The flexibility to work from another location could be crucial to preventing unnecessary stress and loss of income.
Given that we have proven the remote working model does work during the pandemic, it seems only logical it should be considered a key mechanism to address some of the reverses we have seen in D&I in the last nine months.
Of course, there are considerations for HR professionals when evaluating such talent mobility, including the tax and employment law implications. Remote work within a country may be relatively straightforward from a compliance perspective, but if you allow an employee to work in another country, there are personal and corporate tax, social security and immigration requirements that must be considered.
Strategic employers must get ahead of these debates and start to map out their approach to work locations – which countries (or states in the US) are pre-approved, which are non-starters and how to handle employee requests.
And once a company has embraced new models of working, ongoing management of the employee footprint is key. Who should be working in a given location may not match where they are actually working – especially with more employees out of the office.

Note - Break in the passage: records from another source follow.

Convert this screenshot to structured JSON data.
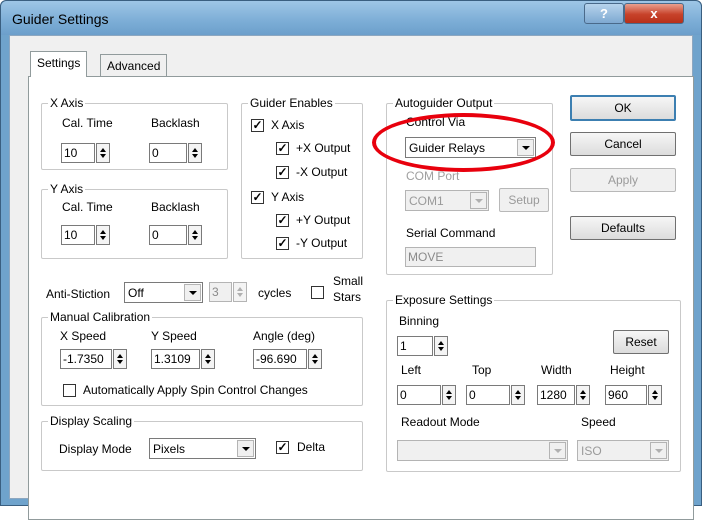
{
  "window": {
    "title": "Guider Settings",
    "help_glyph": "?",
    "close_glyph": "x"
  },
  "tabs": [
    {
      "label": "Settings"
    },
    {
      "label": "Advanced"
    }
  ],
  "x_axis": {
    "label": "X Axis",
    "cal_time_label": "Cal. Time",
    "backlash_label": "Backlash",
    "cal_time": "10",
    "backlash": "0"
  },
  "y_axis": {
    "label": "Y Axis",
    "cal_time_label": "Cal. Time",
    "backlash_label": "Backlash",
    "cal_time": "10",
    "backlash": "0"
  },
  "guider_enables": {
    "label": "Guider Enables",
    "x_axis": "X Axis",
    "plus_x": "+X Output",
    "minus_x": "-X Output",
    "y_axis": "Y Axis",
    "plus_y": "+Y Output",
    "minus_y": "-Y Output",
    "check": "✓"
  },
  "autoguider_output": {
    "label": "Autoguider Output",
    "control_via_label": "Control Via",
    "control_via": "Guider Relays",
    "com_port_label": "COM Port",
    "com_port": "COM1",
    "setup_label": "Setup",
    "serial_command_label": "Serial Command",
    "serial_command": "MOVE"
  },
  "buttons": {
    "ok": "OK",
    "cancel": "Cancel",
    "apply": "Apply",
    "defaults": "Defaults"
  },
  "anti_stiction": {
    "label": "Anti-Stiction",
    "value": "Off",
    "cycles": "3",
    "cycles_label": "cycles",
    "small_stars_line1": "Small",
    "small_stars_line2": "Stars"
  },
  "manual_calibration": {
    "label": "Manual Calibration",
    "x_speed_label": "X Speed",
    "y_speed_label": "Y Speed",
    "angle_label": "Angle (deg)",
    "x_speed": "-1.7350",
    "y_speed": "1.3109",
    "angle": "-96.690",
    "auto_apply_label": "Automatically Apply Spin Control Changes"
  },
  "display_scaling": {
    "label": "Display Scaling",
    "mode_label": "Display Mode",
    "mode": "Pixels",
    "delta_label": "Delta"
  },
  "exposure": {
    "label": "Exposure Settings",
    "binning_label": "Binning",
    "binning": "1",
    "reset_label": "Reset",
    "left_label": "Left",
    "top_label": "Top",
    "width_label": "Width",
    "height_label": "Height",
    "left": "0",
    "top": "0",
    "width": "1280",
    "height": "960",
    "readout_label": "Readout Mode",
    "readout": "",
    "speed_label": "Speed",
    "speed": "ISO"
  },
  "colors": {
    "highlight": "#e8000d",
    "title_bar": "#7cadd6"
  }
}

And as we get to a vaccinated population, business travel will ramp back up – adding to the risk of employees accidentally overstaying in a location and creating tax exposure and compliance risk for the company. As we reframe our approach to where people work – now is the time to start having the direct conversation around employee tracking. Companies need to know where work is being done and of course employees have a right to privacy – how do we resolve that conflict?
Should we track employees?
When the topic of ‘tracking’ is brought up – we all think about our employer seeing what time we left the office or seeing our dot moving on a map as we go interview at a competitor. Such street-level tracking is unnecessary for compliance and exposes employers to risk – with things like Uber’s God View highlighting the risk of knowing too much.
It’s recommended that companies track the absolute minimum level of data possible – just enough to ensure you are compliant without crossing the line into ‘big brother.’ When you talk to employees – nearly all understand the need to know what country they are physically working in and few have a problem being tracked at a country level.
The hurdle is often clear communication and involving employees in the conversation – even challenges such as getting European Works Councils to approve tracking solutions are not ‘impossible’, contrary to the fears of those in HR.
As we head into 2021, the biggest priority should be ensuring collaboration between the talent mobility, recruitment, HR, and finance teams, who have not historically co-ordinated efforts around the question of D&I.
With those functions working together, new policies can be shaped and rapidly rolled out – helping reduce cost, improve D&I, and stay compliant – all while retaining employee trust.